Retailers that can not only efficiently collect data, but develop insights about consumers from that data will thrive in the future retail market, Dr Warner says, while others will slowly phase out.
“AI is going to be the new competitive battleground simply because those brands that use it really well, they’re not only able to retain more of a customer base but they’re also able to capture larger markets, larger customer segments because they understand more about who their customers are.”
Stu Spiteri, CEO of Systema AI says it is consumer demand for an individualised experience that has given “tailwind” to these expectations – an expectation that AI technology is tailored to deliver.
“Well-conceived AI which is about the marrying of technology with the retail environment can provide for those things without the complexity of what was traditional technology,” he said.
AI is “core and critical” to customer’s online purchasing habits, Mr Spiteri says. And increasingly, AI won’t be limited to online platforms, but will in fact be more prevalent in-store.
“There’s gonna be a ratio of 10 to 1 in-store to digital because 90 per cent of revenue is in-store.”
It’s the ability for AI to understand and predict customer intentions and behaviour and to fulfil expectations before they arise that makes it such a powerful tool for retailers, Dr Warner says.

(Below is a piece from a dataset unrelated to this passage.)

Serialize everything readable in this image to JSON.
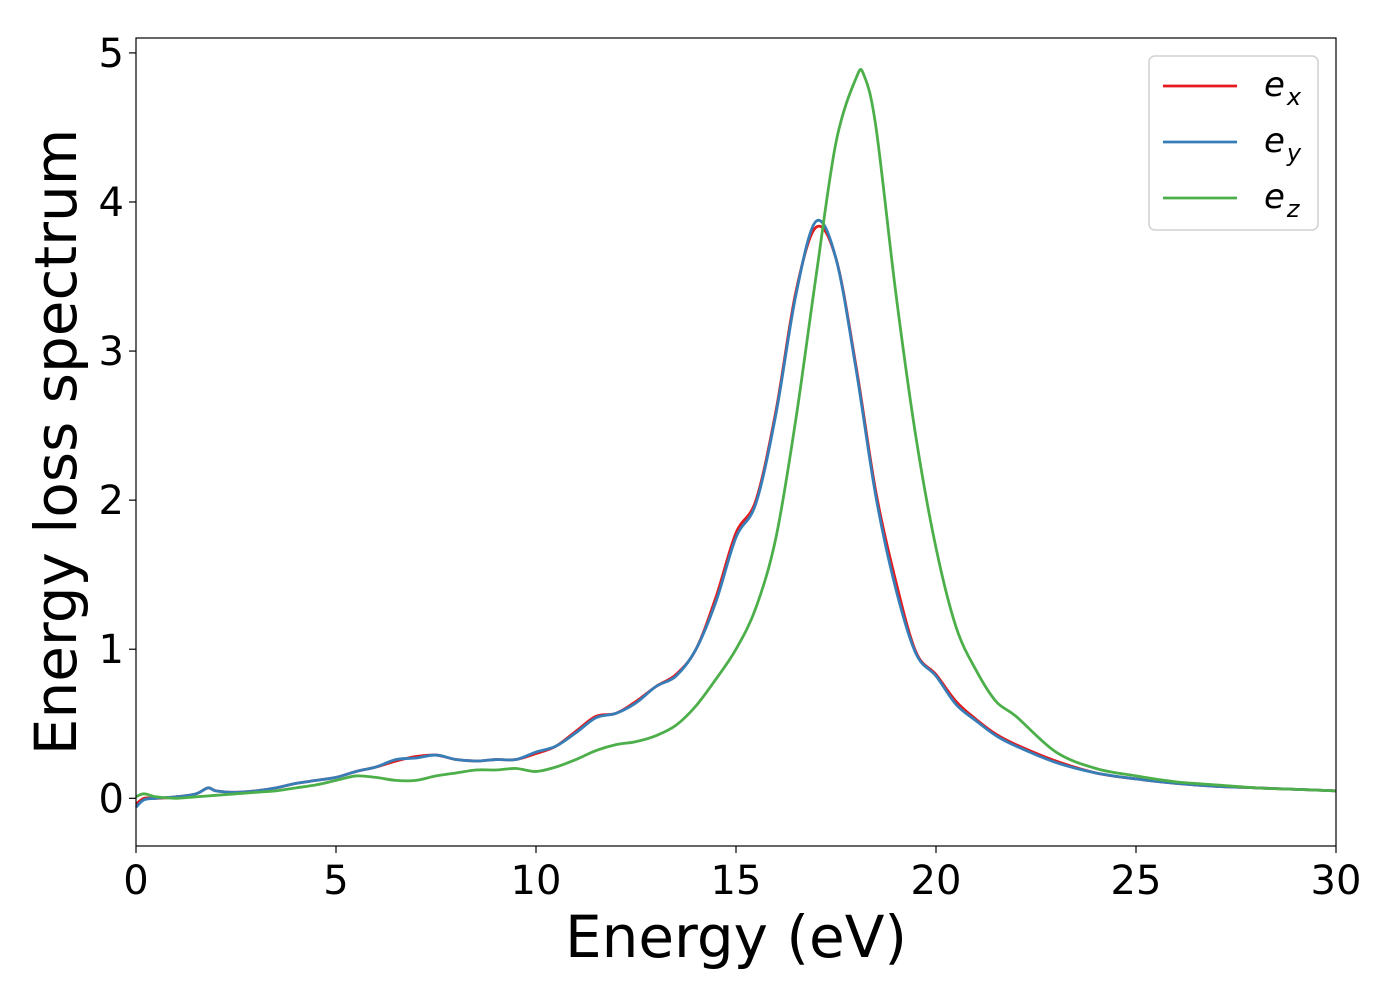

“It’s becoming more and more important and that is we’re finding that customers’ expectations are changing so quickly and those expectations are shifting away from any experience where customer themselves has to put in a cons amount of effort to either seamless, frictionless or touchless experience.”
But finding a balance between the utility of this data for customers and retailers alike and the importance of safeguarding individual privacy is critical.
“Customers want AI that will again ease the amount of effort it takes for them to complete transactions and that will make it more efficient for them but there is a balance between that kind of personalisation vs overpersonalisation that is creepy,” Dr Warner said.